Magnitude is a term used in astronomy to designate the apparent brightness of a star as viewed from the earth.
The ancient Alexandrian astronomer Ptolemy originally divided all visible stars into six magnitudes. The brightest stars were called first magnitude while those barely visible to the naked eye were called sixth magnitude. The other visible stars were assigned intermediate positions.
After the introduction of the telescope in the 17th century, this system of magnitudes was used and extended to the fainter stars in different ways by different astronomers.

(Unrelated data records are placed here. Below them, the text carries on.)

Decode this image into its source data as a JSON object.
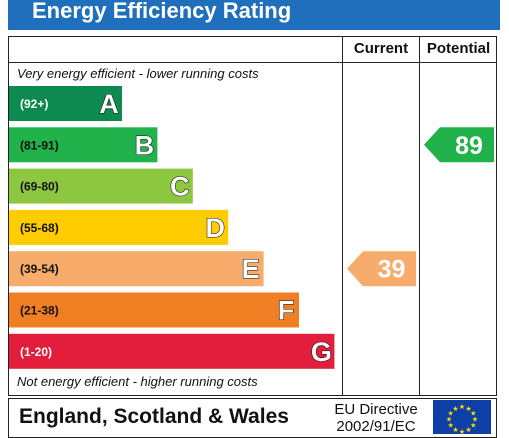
{
  "title": "Energy Efficiency Rating",
  "columns": {
    "current": "Current",
    "potential": "Potential"
  },
  "top_caption": "Very energy efficient - lower running costs",
  "bottom_caption": "Not energy efficient - higher running costs",
  "footer": {
    "region": "England, Scotland & Wales",
    "directive_line1": "EU Directive",
    "directive_line2": "2002/91/EC"
  },
  "colors": {
    "header": "#1f6fbd",
    "A": "#0c8a4f",
    "B": "#21b24b",
    "C": "#8dc63f",
    "D": "#ffcc00",
    "E": "#f7ac6b",
    "F": "#f07f24",
    "G": "#e31d3c"
  },
  "chart_data": {
    "type": "bar",
    "bands": [
      {
        "letter": "A",
        "range": "(92+)"
      },
      {
        "letter": "B",
        "range": "(81-91)"
      },
      {
        "letter": "C",
        "range": "(69-80)"
      },
      {
        "letter": "D",
        "range": "(55-68)"
      },
      {
        "letter": "E",
        "range": "(39-54)"
      },
      {
        "letter": "F",
        "range": "(21-38)"
      },
      {
        "letter": "G",
        "range": "(1-20)"
      }
    ],
    "current": {
      "value": 39,
      "band": "E"
    },
    "potential": {
      "value": 89,
      "band": "B"
    }
  }
}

In the 19th century a standard system was finally adopted under which a star of any given magnitude is 2.512 times as bright as a star of the next higher magnitude. Thus, for example, a star of the second magnitude is 2.412 times as bright as a star of the third magnitude.
The advantage of this particular magnitude rating, 2.512, is that it coincides closely with the Ptolemaic system; and because 2.512 is the fifth root of 100, a star of the first magnitude is exactly 100 times as bright as a star of the sixth magnitude, a star of the sixth magnitude is exactly 100 times as bright as a star of the 11th magnitude, and so on.

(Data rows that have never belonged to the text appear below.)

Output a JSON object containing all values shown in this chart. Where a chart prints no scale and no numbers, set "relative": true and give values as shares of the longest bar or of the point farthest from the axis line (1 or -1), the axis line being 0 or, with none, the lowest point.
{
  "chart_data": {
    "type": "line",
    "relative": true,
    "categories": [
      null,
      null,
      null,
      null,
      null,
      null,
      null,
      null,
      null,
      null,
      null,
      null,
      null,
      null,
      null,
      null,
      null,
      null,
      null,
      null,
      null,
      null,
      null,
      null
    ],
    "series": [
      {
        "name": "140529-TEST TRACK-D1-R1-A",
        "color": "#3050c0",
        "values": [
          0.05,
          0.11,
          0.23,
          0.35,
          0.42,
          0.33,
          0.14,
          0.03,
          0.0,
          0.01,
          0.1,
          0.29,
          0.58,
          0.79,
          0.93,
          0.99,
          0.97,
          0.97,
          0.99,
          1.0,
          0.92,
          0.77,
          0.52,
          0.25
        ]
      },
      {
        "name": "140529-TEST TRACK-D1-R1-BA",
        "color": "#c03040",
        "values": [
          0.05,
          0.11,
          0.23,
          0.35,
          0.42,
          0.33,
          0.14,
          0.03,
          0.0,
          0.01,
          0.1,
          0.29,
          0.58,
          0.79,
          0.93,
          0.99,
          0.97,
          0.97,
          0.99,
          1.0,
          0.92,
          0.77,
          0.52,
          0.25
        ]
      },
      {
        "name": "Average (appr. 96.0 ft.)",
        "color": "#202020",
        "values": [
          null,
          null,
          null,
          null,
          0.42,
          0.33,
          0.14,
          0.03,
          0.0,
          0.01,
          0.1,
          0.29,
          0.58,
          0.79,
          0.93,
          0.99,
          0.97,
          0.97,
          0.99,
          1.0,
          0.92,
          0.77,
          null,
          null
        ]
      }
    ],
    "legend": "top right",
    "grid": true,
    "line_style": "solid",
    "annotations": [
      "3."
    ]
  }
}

The mean of the magnitudes of several hundred stars in the Bonn Durchmusterung catalog that was prepared by the German astronomer Friedrick Argelander about 1860, was taken as the standard of the scale for calibration purposes.
With accurate instruments, such as bolometers and radiometers, astronomers today can measure differences as small as one hundredth of a magnitude.
Stars with magnitudes between 1.5 and 2.5 are called second magnitude stars. Stars brighter than magnitude 1.5, of which there are 20, are called first magnitude stars.
There are about 60 second magnitude stars and about 180 third magnitude stars.
The first magnitude star Aldebaran has an actual magnitude of 1.1 while the slightly brighter first magnitude star Altair has a magnitude of 0.9.
The brightest stars are brighter than magnitude zero. Sirius, the brightest star outside the solar system, has a magnitude of minus 1.6. The sun has a magnitude of minus 26.7 inasmuch as it is about 10 billion times as bright as Sirius.
Because the eye is more sensitive to yellow light than to blue light, whereas ordinary photographic film is more sensitive to blue than to yellow, the visual magnitude of a star may differ from its photographic magnitude. A star of visual magnitude 2 may have photographic magnitude 1 if blue, or it may have photographic magnitude 3 if yellow or red.
The faintest star that can be observed by long photographic exposure with the largest telescope is of the 23rd magnitude.
Absolute magnitude, as opposed to apparent magnitude, indicates the brightness that a star would have if it were placed at a distance from the earth of 10 parsecs, or 32.6 light years. By rating stars in this way, astronomers are able to compare them with respect to intrinsic brightness. The sun, for example, has an absolute magnitude of plus 4.7.